Avrupa İnsan Hakları Mahkemesi (AİHM), şarkıcı Atilla Taş'ın başvurusunda hak ihlali kararı vererek Türkiye'yi mahkum etti.

İfade Özgürlüğü Derneği hukuk ekibi tarafından yapılan başvuruda, AİHM, Atilla Taş’ın başvurusunu kabul etti ve Sözleşme’nin 5 (1) (özgürlük ve güvenlik hakkı) ve 10. (ifade özgürlüğü) maddelerinden ihlal kararı verdi.

Mahkeme, Ankara'nın Taş' a 12 bin 275 euro manevi tazminat ve 3 bin 175 euro da mahkeme masrafı ödemesine karar verdi.

ANAYASA MAHKEMESİ DE HAK İHLALİ KARARI VERMİŞTİ

15 Temmuz darbe girişimi sonrasında 14 ay Silivri Cezaevi’nde kalan Atilla Taş, 15 Nisan 2017 tarihinde çıkarıldığı mahkeme tarafından tahliye edilmiş ancak aynı gün yapılan itiraz üzerine yeniden tutuklanmıştı.

Üç gazeteciyle birlikte tutuklanan Atilla Taş mahkemede verdiği ifadede, "Ben böyle bir yapılanma içinde olduklarını bilseydim, değil gazetelerinde çalışmayı, selam dahi vermezdim" demişti.

Taş, 23’ü tutuklu 29 sanığın yargılandığı davada; 'Fetullahçı Terör Örgütü’nün (FETÖ) medya yapılanması'na ilişkin, “örgüt üyeliği” ve “darbeye teşebbüs” suçlarından açılan dava dosyalarının birleştirilmesinin ardından, 26 Ekim 2017 tarihinde tahliye edilmişti.

Atilla Taş, İstinaf Mahkemesi’nin 3 yıl 1 ay 15 hapis cezasını onaması üzerine de 9 Kasım 2018'de yeniden tutuklanmıştı. Anayasa Mahkemesi, Taş’ın tahliye edilmesinin ardından yeniden tutuklanması ile ilgili hak ihlali kararı vermişti.

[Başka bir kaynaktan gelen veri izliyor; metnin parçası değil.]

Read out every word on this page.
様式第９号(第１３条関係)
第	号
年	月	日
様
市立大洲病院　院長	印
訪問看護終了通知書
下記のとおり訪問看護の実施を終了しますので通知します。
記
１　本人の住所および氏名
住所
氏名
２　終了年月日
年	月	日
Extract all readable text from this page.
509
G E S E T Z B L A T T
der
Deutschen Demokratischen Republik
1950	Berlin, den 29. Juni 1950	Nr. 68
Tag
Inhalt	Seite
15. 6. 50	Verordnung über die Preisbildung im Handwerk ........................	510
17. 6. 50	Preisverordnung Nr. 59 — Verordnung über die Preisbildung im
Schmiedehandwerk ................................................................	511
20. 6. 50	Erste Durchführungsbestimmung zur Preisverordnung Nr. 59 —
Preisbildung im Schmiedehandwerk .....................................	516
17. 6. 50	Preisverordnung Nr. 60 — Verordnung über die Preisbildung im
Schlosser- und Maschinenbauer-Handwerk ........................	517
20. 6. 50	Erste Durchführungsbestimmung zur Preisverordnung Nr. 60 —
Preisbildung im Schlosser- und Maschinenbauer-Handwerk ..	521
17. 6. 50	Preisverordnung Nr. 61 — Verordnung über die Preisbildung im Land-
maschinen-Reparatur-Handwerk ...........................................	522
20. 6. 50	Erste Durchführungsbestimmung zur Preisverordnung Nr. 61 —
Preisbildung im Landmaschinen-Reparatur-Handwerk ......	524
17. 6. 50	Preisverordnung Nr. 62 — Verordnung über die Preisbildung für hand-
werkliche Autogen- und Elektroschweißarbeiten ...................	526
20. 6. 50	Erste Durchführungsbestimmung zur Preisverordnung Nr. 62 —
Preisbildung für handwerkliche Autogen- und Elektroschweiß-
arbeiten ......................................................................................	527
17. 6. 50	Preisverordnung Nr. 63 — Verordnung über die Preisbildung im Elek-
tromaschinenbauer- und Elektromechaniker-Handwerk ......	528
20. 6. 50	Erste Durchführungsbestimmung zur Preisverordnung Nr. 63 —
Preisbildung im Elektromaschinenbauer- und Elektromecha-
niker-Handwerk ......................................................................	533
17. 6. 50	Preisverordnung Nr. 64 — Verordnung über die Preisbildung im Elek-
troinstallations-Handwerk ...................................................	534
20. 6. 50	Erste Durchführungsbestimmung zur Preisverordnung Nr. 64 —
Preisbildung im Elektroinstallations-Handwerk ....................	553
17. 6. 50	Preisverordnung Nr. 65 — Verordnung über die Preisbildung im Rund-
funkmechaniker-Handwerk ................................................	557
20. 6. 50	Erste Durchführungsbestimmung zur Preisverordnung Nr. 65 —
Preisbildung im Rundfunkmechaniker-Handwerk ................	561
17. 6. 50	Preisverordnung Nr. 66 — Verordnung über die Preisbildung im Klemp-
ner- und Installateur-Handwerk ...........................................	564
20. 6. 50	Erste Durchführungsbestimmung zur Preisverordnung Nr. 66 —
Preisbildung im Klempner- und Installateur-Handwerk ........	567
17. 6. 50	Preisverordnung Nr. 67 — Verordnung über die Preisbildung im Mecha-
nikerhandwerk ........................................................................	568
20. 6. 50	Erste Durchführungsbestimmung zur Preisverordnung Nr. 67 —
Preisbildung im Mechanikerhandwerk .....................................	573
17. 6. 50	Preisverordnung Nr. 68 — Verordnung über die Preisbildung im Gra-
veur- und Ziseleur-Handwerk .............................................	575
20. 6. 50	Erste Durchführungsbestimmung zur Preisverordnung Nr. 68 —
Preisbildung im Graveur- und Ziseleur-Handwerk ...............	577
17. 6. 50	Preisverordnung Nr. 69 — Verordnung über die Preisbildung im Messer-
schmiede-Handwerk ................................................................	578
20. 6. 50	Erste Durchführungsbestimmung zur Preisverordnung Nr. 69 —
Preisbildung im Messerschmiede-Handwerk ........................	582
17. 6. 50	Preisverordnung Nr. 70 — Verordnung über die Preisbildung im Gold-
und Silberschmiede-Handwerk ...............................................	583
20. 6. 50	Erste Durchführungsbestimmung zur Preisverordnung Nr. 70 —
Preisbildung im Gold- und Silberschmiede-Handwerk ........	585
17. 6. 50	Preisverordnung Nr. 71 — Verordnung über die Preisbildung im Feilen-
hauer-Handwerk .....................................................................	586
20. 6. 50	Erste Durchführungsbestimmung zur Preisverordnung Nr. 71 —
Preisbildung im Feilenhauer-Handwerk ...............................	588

İstinaf Mahkemesi kararı duruşma yapılmadan, savcının mütaalası taraflara tebliğ edilmeden verilmişti.

AİHM'in Atilla Taş kararı, Kavala ve Demirtaş'ta olduğu gibi bir soruşturmadan bırakıyormuş gibi yapıp başka soruşturmadan tutuklamanın hukukun etrafından dolanmak olduğunu ve aynı olaylar nedeniyle iki farklı kuraldan tutuklamanın tek tutuklama sayılması gerektiğin söylüyor.

KEREM ALTIPARMAK: KAVALA VE DEMİRTAŞ'TA OLDUĞU GİBİ...

AİHM'nin kararını değerlendiren hukukçu Kerem Altıparmak, "AİHM'in Atilla Taş kararı, Kavala ve Demirtaş'ta olduğu gibi bir soruşturmadan bırakıyormuş gibi yapıp başka soruşturmadan tutuklamanın hukukun etrafından dolanmak olduğunu ve aynı olaylar nedeniyle iki farklı kuraldan tutuklamanın tek tutuklama sayılması gerektiğin söylüyor. Bir başka deyişle Atilla Taş kararı (para. 71-79)'da neden Kavala'nın ve Demirtaş'ın aynı olaylar ve fakat başka gerekçelerle tutuklanmasının Sözleşmenin ruhuna aykırı olduğuna da bir kez daha saptamış oluyor" dedi.

TAŞ: BURUK BİR SEVİNÇ YAŞIYORUM

Taş, AİHM'in ihlal kararından sonra şunları söyledi:

“AİHM'in bu kararı sevindirici. Böyle kararlar aslında olması gereken kararlar. Mutlu oldum ama buruk bir sevinç yaşıyorum. AİHM bu süreçte sınıfta kaldı. Kararlarını çok geciktirdiler. Bazı konularda çok gereksiz kararlar da verdiler. Türkiye'de bir hukuk, adalet mekanizması olmadığını artık bütün dünya biliyoruz. Mahkemeye gittiğimizde ceza alacağımızı biliyoruz. Yani mahkemeden cezasız çıkmayacağımızı biliyoruz. Örneğin bizi tahliye eden bir mahkeme heyeti görevden alınıyorsa biz oradan nasıl bir adalet bekleyebiliriz. Umarım bu dönem geçer ve Türkiye bir nefes alır. Şu an için bir umudum yok. Bize hakaret edenler, küfür edenler oluyor savcılar biz olunca takipsizlik veriyor. Fakat aynısını karşı taraf yaptığında bizim ceza almama gibi bir durumumuz yok. Bu düzenden yorulduk, bıktık.”